Jerry made adjustments to his controls as he spoke, interspersing his description of instrument readings. “There are friendlies scheduled to be waiting. Airspeed seventy, about one-ten AGL. Looking good. If someone drives up with their headlights off, then relax, that’ll be your friendlies. Airspeed fifty-eight, sixty AGL. But if you see headlights, then grab your pack and beat feet for the nearest timber.”

“Okay.”

What happened next was a blur. She felt the plane bounce and then touch down solidly. Jerry pulled back the throttle sharply, and he visibly braced his shoulders back against his seat as he stood on the brake pedals. The plane slowed very rapidly. Even before it came to a full stop, he turned off his landing lights. They were out of their doors quickly and Jerry ran behind the tail and joined Mal, who was already unloading gear. Even idling, the prop wash was strong. It felt like standing in a twenty-five-mile-per-hour wind. The pile of gear grew rapidly, ten feet to the right of Malorie’s door. Then Jerry shouted, with a wave: “Last one. God bless you!”

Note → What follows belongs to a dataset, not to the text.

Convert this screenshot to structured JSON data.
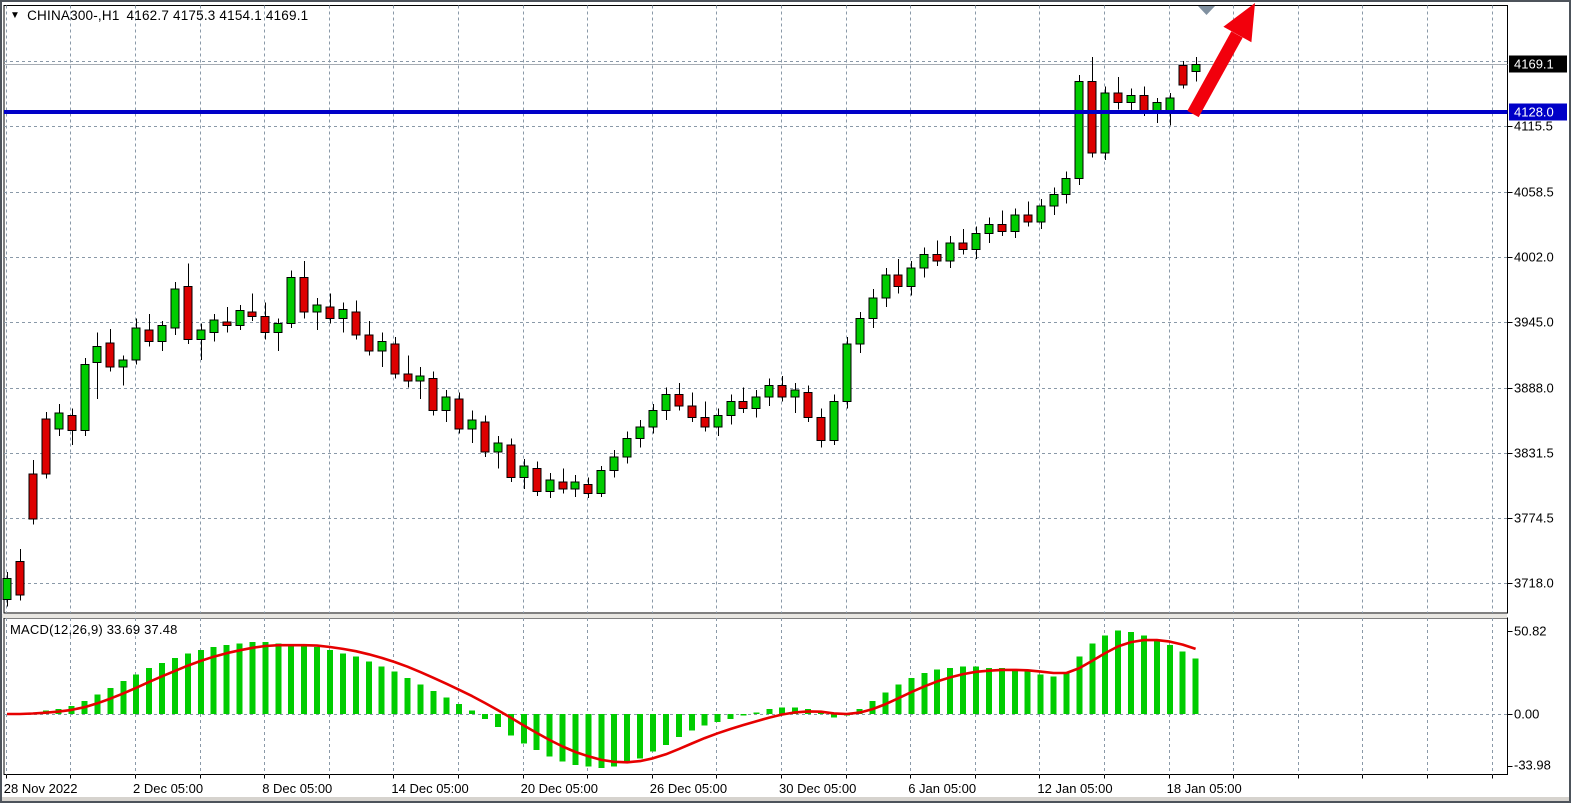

Jerry ran around behind the tail again and jumped back in the plane. He throttled the plane up in a roar, executed a tight 180-degree turn, and took off, this time with no landing lights. Suddenly it was quiet, except for a dog barking in the distance. The air felt chilly. Malorie pulled her backpack out of the pile and opened its top flap. She snaked out the carbine and laid it across her knees. After refastening the pack’s top flap, she reached into a cargo pocket of her pants and pulled out a fifteen-round magazine for her carbine. She slapped it in place, gave the magazine a tug to ensure that it was latched, and then chambered a round. The clank of the slide operating seemed uncomfortably loud. She reached down to confirm that the gun’s rotary safety was pointed down to the six-o’clock position. She waited. Only then did she notice that her hands were shaking. A few moments later, Malorie could hear a vehicle approaching. She was relieved to see that its headlights were off.

• • •

Malorie was sitting at the kitchen table of a farmhouse. A woman with graying wavy hair and a face ravaged by too many years in the sun sat across from her.

The woman said, “I can get you up there, and I can arrange to smuggle that carbine there, but I don’t think I can necessarily get both you and it there at exactly the same time.”

“Are you worried about checkpoints?”

The woman nodded. “Yes. There’ll be several of them. They don’t ask for ID except for whoever is driving, but they often search vehicles. We’ll have to send that gun and all the ammo, and any other items that might be hard to explain, via the courier network.”

Malorie nodded and her host continued, “It’s ten hours of driving. At the checkpoints, all you have to do is lay on the charm, and chat them up a bit in French. They love to hear anyone out west who speaks fluent French, and they always assume that French speakers are Ménard loyalists. Just don’t overdo it on the charm, or they’ll start thinking of you as a potential date rape.”

“Oh, great.”

The woman glanced at her wristwatch and carried on. “Our cover will be that we are midwives, driving a long distance to attend a twin birth.”

“So how do we carry that off?”

“I really am a midwife, so I can answer all of their questions, and I’ll have all my usual home delivery kit with me. I’ve learned to say in rudimentary French, ‘Je suis une sage-femme’ and ‘Je suis pressé.’ Saying I’m a midwife and that I’m in a hurry usually does the trick.”

“And what if they question me?”

“You’re an apprentice midwife, so you won’t be expected to know a lot. Right?”

• • •

They were stopped at seven checkpoints between Wynndel and Williams Lake, and their car was searched at two of them. At the checkpoint near Kamloops, one of the military policemen mentioned that Malorie’s olive-green Kelty backpack looked “too military.” He began unpacking it, methodically building a pile of clothes from the pack on the trunk lid of the car.